An Online Competitor for ESPN

With major backers, SBNation to relaunch as a national sports site.

When it comes to national sports sites on the web, ESPN and Sports Illustrated are considered undisputed powerhouses. But the field beyond is suddenly getting a bit more crowded.

 

SBNation, a network of 212 separate blogs that more or less cover individual sports teams, will launch a new national portal on Thursday, Jim Bankoff, SBNation’s CEO and a former executive at AOL told TheWrap.

 

The Washington, D.C.-based site, SBNation.com, will feature content from its blog network as well as culled from other sources — including ESPN.com and SI.com — in what the site’s creators are calling a “Story Stream.”

 

The “Stream” will be updated by its editors using news and commentary from SBNation blogs, third-party sites and social media — including Twitter. The idea, the company said, is to cover — and update — sports stories from the “fan’s perspective.”

 

“No one is really presenting information like that,” said Bankoff, who spearheaded the development of TMZ and Moviefone. “Advertisers were telling us the same thing.” 

 

SBNation’s blog network attracts roughly 7.5 million unique visitors a month, the company said — traffic that is due, in part, to distribution deals SBNation has with Yahoo!
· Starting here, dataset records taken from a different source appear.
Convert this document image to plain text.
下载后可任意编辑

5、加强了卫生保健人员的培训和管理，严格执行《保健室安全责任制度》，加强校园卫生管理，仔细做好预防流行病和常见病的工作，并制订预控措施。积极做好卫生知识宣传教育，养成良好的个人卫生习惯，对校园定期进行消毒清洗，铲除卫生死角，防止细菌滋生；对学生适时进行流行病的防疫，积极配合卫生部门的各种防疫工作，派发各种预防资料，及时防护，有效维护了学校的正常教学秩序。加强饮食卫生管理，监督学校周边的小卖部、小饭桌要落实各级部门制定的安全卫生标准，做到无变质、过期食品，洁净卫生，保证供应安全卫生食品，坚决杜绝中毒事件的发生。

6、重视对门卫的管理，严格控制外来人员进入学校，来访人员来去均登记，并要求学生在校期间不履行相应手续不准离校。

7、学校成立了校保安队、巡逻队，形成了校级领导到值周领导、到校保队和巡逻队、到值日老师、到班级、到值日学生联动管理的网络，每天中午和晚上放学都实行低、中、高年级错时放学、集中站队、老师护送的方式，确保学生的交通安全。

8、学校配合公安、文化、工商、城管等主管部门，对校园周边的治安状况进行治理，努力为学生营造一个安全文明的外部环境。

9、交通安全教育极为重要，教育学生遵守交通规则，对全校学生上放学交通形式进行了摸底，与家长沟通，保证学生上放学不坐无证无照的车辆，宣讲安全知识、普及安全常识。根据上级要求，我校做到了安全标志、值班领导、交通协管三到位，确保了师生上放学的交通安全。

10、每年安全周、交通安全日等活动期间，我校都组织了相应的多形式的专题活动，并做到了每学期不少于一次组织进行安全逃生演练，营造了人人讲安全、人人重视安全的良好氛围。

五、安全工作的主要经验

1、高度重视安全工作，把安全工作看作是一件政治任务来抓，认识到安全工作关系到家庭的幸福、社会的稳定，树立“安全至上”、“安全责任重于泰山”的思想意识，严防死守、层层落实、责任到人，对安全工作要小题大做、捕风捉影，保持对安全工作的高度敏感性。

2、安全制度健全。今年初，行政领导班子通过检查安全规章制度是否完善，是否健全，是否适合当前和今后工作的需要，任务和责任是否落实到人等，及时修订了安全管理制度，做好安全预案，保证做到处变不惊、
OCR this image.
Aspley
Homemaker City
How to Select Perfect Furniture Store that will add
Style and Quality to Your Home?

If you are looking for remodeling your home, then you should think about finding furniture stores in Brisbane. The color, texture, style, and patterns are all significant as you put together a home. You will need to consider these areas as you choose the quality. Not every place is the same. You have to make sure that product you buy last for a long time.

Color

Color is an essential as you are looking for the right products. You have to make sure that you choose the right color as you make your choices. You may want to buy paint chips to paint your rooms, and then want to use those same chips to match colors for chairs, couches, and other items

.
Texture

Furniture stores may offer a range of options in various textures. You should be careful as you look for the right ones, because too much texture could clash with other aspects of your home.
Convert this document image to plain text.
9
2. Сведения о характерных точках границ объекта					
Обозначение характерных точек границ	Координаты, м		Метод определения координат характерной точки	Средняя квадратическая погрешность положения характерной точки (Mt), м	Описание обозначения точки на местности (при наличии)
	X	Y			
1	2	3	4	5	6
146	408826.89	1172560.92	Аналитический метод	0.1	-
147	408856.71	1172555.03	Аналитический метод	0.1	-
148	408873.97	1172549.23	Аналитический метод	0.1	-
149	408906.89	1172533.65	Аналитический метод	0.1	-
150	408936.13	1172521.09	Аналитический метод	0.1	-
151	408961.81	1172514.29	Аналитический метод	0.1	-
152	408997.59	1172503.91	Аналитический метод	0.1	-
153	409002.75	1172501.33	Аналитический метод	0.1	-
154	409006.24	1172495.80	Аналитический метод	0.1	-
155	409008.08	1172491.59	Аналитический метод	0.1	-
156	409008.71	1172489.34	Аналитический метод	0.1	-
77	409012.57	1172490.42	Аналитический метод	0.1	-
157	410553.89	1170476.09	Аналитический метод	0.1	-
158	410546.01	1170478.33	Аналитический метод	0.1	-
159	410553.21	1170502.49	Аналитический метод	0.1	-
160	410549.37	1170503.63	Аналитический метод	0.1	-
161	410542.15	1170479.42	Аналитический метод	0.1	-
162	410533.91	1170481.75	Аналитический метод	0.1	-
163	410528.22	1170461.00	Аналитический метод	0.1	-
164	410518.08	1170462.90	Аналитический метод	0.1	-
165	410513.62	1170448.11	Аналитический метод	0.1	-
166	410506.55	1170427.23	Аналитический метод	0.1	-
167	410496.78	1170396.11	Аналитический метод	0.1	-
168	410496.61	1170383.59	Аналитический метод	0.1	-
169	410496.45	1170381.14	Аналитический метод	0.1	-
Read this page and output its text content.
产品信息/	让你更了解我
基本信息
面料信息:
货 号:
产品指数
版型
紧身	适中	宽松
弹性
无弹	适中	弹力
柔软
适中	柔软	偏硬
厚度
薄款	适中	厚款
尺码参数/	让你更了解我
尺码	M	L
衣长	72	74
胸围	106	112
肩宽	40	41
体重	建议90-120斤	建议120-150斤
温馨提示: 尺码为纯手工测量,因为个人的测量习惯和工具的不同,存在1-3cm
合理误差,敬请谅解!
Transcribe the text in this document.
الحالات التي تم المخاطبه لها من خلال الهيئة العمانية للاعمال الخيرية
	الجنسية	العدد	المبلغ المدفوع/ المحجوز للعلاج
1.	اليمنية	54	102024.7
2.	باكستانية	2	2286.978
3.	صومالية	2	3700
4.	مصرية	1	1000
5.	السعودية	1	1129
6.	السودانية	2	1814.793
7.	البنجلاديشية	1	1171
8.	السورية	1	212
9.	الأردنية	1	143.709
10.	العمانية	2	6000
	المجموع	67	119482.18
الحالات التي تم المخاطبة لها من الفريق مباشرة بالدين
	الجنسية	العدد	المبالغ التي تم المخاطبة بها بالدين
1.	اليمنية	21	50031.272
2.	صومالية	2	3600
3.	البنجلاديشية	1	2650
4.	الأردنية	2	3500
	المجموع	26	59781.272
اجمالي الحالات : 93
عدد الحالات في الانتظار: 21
Sports, USA Today and others.

 

ESPN.com, by comparison, gets roughly 14.2 million monthly visitors, according to Quantcast figures. SI gets 8.4 million, Yahoo! Sports 8.3 million.

 

While Bankoff said any sports media site could be considered a competitor, he doesn’t think of ESPN and SI that way. “Our products will compliment each other," he said. "I think sports fans will use both.”

“SI, I would consider a partner,” he added. “For me to launch a copycat of a major sports site would be absurd. We are closer to the Huffington Post than an ESPN.”

 

Yet, the launch of SBNation follows on the heels of a few notable e-sports plays: the Huffington Post’s planned launch of a sports vertical; New York magazine’s launch of a sports blog edited by Deadspin founder Will Leitch; and ESPN’s broad plans to incorporate social media across all of its web properties.

 

There are some major investors involved, including Comcast Interactive, Allen and Company, Accel Partners, LinkedIn founder Jeff Weiner, Quadrangle partner Dan Rosensweig and CNET founder Shelby Bonner — an indication that its heavy-hitting backers are looking for a home run.

 

A $7 million, second round of financing was announced in June.

Bankoff admitted that it will be a challenge to compete on a brand-level with the likes of ESPN and SI, much less with their traffic. “SB Nation is not a household name,” he said. “We sacrificed brand equity early on, and poured our resources into the team sites.”

Those team sites, though, give SBNation a leg up on the bigger branded sports sites on the local level. “We can leverage that deep local dive,” Bankoff said. “National and regional advertisers — we can go after both of those budgets.”